Ryanair will die Konkurrenz mit noch niedrigeren Flugpreisen unter Druck setzen und hat ein Auge auf die zum Verkauf stehende Alitalia geworfen. Nach einem Gewinnsprung im Frühjahr kündigte der Billigflieger am Montag an, die Ticketpreise im Spätsommer um bis zu 9 Prozent zu senken. Damit könnten einige Rivalen auf der Kurzstrecke in Turbulenzen geraten, sagte Finanzvorstand Neil Sorohan.
Längst in großen Schwierigkeiten ist Italiens einstiger Staatsflieger, dem die Iren nun nicht nur Kunden abluchsen wollen: Ryanair habe ein unverbindliches Kaufgebot unterbreitet, so Sorahan. Doch Ryanair hat Alitalia nicht allein auf dem Radar, einem Insider zufolge sind etwa zehn Angebote eingegangen.
"Da draußen sind ein paar Leute, die das Leben langsam schwierig finden", beschrieb Sorohan den aktuellen Konkurrenzkampf. Gerade Ryanair hat die Luftfahrtbranche mit Billigtickets von Anfang an durcheinandergewirbelt. In den vergangenen zwei Jahren legte das Unternehmen von Michael O'Leary aber noch einmal kräftig nach: Ryanair erhöhte seine Sitzkapazität um ein Drittel und trug so maßgeblich zu immer niedrigeren Preisen auf europäischen Kurzstrecken bei. O'Leary hat zugleich derart den Daumen auf Ausgaben für Personal, Wartung und neue Flugzeuge, dass die nach Passagierzahlen größte Fluggesellschaft Europas auch die mit den niedrigsten Kosten in der Region ist.
55 Prozent mehr Gewinn
So gelang es ihr auch, im ersten Geschäftsquartal bis Ende Juni einen Nachsteuergewinn von 397 Mio. Euro einzufliegen - ein Plus von 55 Prozent. Dabei sorgte ein spätes Osterfest für einen seltenen Anstieg der Ticketpreise um 1 Prozent. Doch der Finanzvorstand machte umgehend klar, dass der Konzern seine Preiskampfpolitik auch nach dem Sommer nicht aufgeben und die Tarife im Winter um durchschnittlich 8 Prozent senken wolle.

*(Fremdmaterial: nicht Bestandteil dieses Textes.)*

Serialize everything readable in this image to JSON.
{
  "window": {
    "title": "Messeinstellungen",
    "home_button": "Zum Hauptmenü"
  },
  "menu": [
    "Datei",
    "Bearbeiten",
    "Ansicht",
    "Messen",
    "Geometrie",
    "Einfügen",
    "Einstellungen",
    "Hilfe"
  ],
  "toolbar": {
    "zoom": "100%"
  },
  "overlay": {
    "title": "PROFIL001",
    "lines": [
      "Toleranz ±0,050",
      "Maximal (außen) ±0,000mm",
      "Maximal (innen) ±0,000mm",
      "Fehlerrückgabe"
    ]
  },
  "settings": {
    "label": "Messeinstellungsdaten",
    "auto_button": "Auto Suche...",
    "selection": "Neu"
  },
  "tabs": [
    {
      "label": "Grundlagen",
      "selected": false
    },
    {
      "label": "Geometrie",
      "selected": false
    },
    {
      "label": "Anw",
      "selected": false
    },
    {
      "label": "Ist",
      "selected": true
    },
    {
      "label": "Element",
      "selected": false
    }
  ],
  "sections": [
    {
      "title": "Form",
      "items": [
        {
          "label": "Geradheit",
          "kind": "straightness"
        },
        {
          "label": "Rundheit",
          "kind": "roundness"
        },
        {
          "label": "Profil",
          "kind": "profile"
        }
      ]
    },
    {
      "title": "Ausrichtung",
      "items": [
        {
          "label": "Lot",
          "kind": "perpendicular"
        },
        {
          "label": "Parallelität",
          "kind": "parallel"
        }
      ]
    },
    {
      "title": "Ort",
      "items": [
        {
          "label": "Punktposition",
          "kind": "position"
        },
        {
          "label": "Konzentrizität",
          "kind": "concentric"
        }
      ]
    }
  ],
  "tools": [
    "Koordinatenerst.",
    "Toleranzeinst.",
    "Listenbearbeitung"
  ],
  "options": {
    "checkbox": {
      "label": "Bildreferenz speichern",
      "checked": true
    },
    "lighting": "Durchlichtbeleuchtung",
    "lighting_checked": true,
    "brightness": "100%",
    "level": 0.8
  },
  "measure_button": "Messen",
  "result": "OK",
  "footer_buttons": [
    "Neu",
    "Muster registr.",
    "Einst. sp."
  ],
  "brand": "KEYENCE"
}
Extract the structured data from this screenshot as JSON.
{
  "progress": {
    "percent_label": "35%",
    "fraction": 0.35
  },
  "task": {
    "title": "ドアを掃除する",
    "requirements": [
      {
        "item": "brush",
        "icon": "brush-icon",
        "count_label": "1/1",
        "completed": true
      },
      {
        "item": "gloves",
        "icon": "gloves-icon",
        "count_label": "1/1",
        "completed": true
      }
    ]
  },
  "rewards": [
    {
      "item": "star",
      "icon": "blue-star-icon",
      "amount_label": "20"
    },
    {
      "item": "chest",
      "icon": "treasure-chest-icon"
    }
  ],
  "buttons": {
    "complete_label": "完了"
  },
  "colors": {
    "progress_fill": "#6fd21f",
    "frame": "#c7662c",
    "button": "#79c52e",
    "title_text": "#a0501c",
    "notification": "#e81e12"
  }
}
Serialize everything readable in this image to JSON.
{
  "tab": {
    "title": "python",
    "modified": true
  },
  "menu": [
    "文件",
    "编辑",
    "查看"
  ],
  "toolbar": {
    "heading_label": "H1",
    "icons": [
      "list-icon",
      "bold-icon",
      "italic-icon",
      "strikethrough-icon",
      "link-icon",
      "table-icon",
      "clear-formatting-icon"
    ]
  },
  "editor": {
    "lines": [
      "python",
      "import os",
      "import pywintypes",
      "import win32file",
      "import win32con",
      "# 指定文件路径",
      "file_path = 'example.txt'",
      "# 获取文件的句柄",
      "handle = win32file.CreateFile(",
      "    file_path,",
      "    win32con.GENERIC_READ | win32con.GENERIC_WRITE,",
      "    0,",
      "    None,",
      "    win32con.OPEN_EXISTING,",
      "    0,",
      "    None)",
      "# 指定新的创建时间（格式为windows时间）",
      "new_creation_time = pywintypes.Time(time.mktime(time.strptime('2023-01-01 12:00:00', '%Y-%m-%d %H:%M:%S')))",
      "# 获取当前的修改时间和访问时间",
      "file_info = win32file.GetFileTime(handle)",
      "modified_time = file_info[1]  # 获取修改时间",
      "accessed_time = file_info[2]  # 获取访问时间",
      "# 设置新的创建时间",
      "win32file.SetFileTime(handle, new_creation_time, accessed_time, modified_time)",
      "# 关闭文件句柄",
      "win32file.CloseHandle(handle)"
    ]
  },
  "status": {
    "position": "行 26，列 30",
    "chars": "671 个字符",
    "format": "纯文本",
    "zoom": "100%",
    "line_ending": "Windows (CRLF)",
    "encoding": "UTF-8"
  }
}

Analysten zufolge könnte dies neben Alitalia auch Air Berlin zusetzen. O'Leary will vor allem solchen krisengeplagten Konkurrenten Marktanteile abnehmen.
Doch bei Alitalia soll sein Beutezug noch weitergehen: Der Ryanair-Chef hatte im Juni erklärt, falls sich sein Konzern für eine Investition bei Alitalia entscheide, würde er eine Mehrheit anstreben. Am Freitag war die Frist für nicht bindende Angebote abgelaufen. Der Chef des AUA-Mutterkonzern Lufthansa, Carsten Spohr, hatte einen Kauf wiederholt ausgeschlossen. Trotz des laufenden Preiskampfs zeigte sich auch Spohrs Kranich-Airline jüngst optimistisch: Sie setzt auf einen Sommer-Boom und hob ihre Prognose für 2017 an. Billigflieger-Rivale Easyjet gab sich zuletzt ebenfalls optimistisch.

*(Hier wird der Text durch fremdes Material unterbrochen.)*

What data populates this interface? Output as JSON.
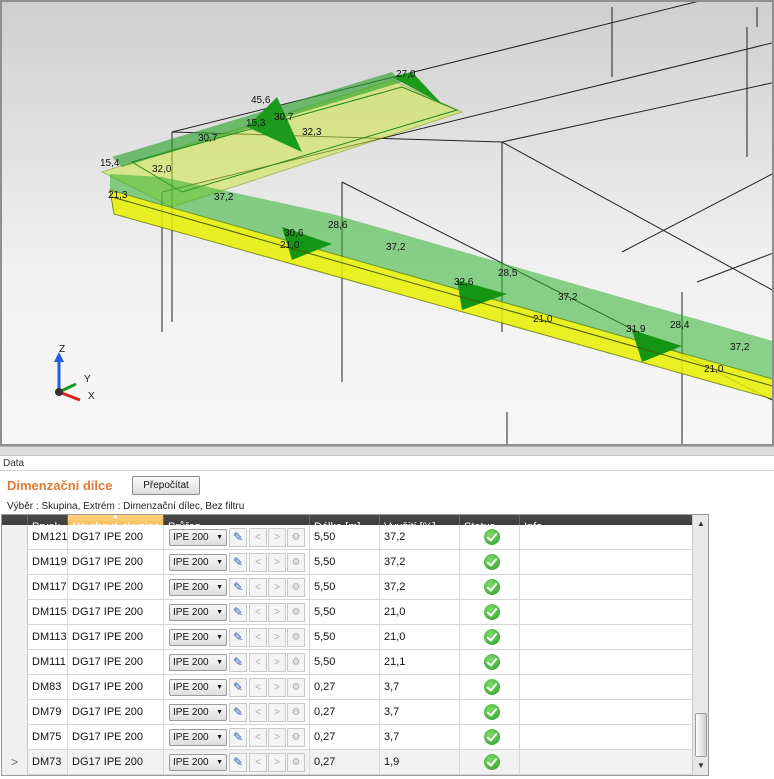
{
  "viewport": {
    "axes": {
      "z": "Z",
      "y": "Y",
      "x": "X"
    },
    "labels": [
      "27,0",
      "45,6",
      "30,7",
      "15,3",
      "32,3",
      "30,7",
      "15,4",
      "32,0",
      "21,3",
      "37,2",
      "30,6",
      "21,0",
      "28,6",
      "37,2",
      "32,6",
      "28,5",
      "37,2",
      "21,0",
      "31,9",
      "28,4",
      "37,2",
      "21,0"
    ]
  },
  "panel": {
    "label": "Data"
  },
  "dimensioning": {
    "title": "Dimenzační dílce",
    "recalc_label": "Přepočítat",
    "filter_text": "Výběr : Skupina, Extrém : Dimenzační dílec, Bez filtru"
  },
  "grid": {
    "columns": {
      "prvek": "Prvek",
      "skupina": "Návrhová skupina",
      "prurez": "Průřez",
      "delka": "Délka [m]",
      "vyuziti": "Využití [%]",
      "status": "Status",
      "info": "Info"
    },
    "rows": [
      {
        "prvek": "DM121",
        "skupina": "DG17 IPE 200",
        "prurez": "IPE 200",
        "delka": "5,50",
        "vyuziti": "37,2"
      },
      {
        "prvek": "DM119",
        "skupina": "DG17 IPE 200",
        "prurez": "IPE 200",
        "delka": "5,50",
        "vyuziti": "37,2"
      },
      {
        "prvek": "DM117",
        "skupina": "DG17 IPE 200",
        "prurez": "IPE 200",
        "delka": "5,50",
        "vyuziti": "37,2"
      },
      {
        "prvek": "DM115",
        "skupina": "DG17 IPE 200",
        "prurez": "IPE 200",
        "delka": "5,50",
        "vyuziti": "21,0"
      },
      {
        "prvek": "DM113",
        "skupina": "DG17 IPE 200",
        "prurez": "IPE 200",
        "delka": "5,50",
        "vyuziti": "21,0"
      },
      {
        "prvek": "DM111",
        "skupina": "DG17 IPE 200",
        "prurez": "IPE 200",
        "delka": "5,50",
        "vyuziti": "21,1"
      },
      {
        "prvek": "DM83",
        "skupina": "DG17 IPE 200",
        "prurez": "IPE 200",
        "delka": "0,27",
        "vyuziti": "3,7"
      },
      {
        "prvek": "DM79",
        "skupina": "DG17 IPE 200",
        "prurez": "IPE 200",
        "delka": "0,27",
        "vyuziti": "3,7"
      },
      {
        "prvek": "DM75",
        "skupina": "DG17 IPE 200",
        "prurez": "IPE 200",
        "delka": "0,27",
        "vyuziti": "3,7"
      },
      {
        "prvek": "DM73",
        "skupina": "DG17 IPE 200",
        "prurez": "IPE 200",
        "delka": "0,27",
        "vyuziti": "1,9"
      }
    ],
    "current_row_marker": ">",
    "row_buttons": {
      "prev": "<",
      "next": ">"
    },
    "status_color": "#2a9a2a",
    "status_icon": "check-circle-icon"
  },
  "colors": {
    "accent": "#e07a34",
    "beam": "#e8f000",
    "diagram": "#1f9a1f",
    "header": "#2f2f2f",
    "sorted_header": "#f0a53a"
  }
}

Zu Wochenbeginn waren aber auch Lufthansa und Easyjet nicht gegen den Abwärtstrend am Aktienmarkt gefeit. Die Preiskampf-Parolen von Ryanair schickten Lufthansa-Papiere 0,8 Prozent und Easyjet-Anteilsscheine 2,8 Prozent ins Minus. Doch auch mit Ryanair, die bei ihrem bisherigen Jahresausblick verharrten, waren die Anleger nicht zufrieden: Die Aktien gaben um 2,2 Prozent nach.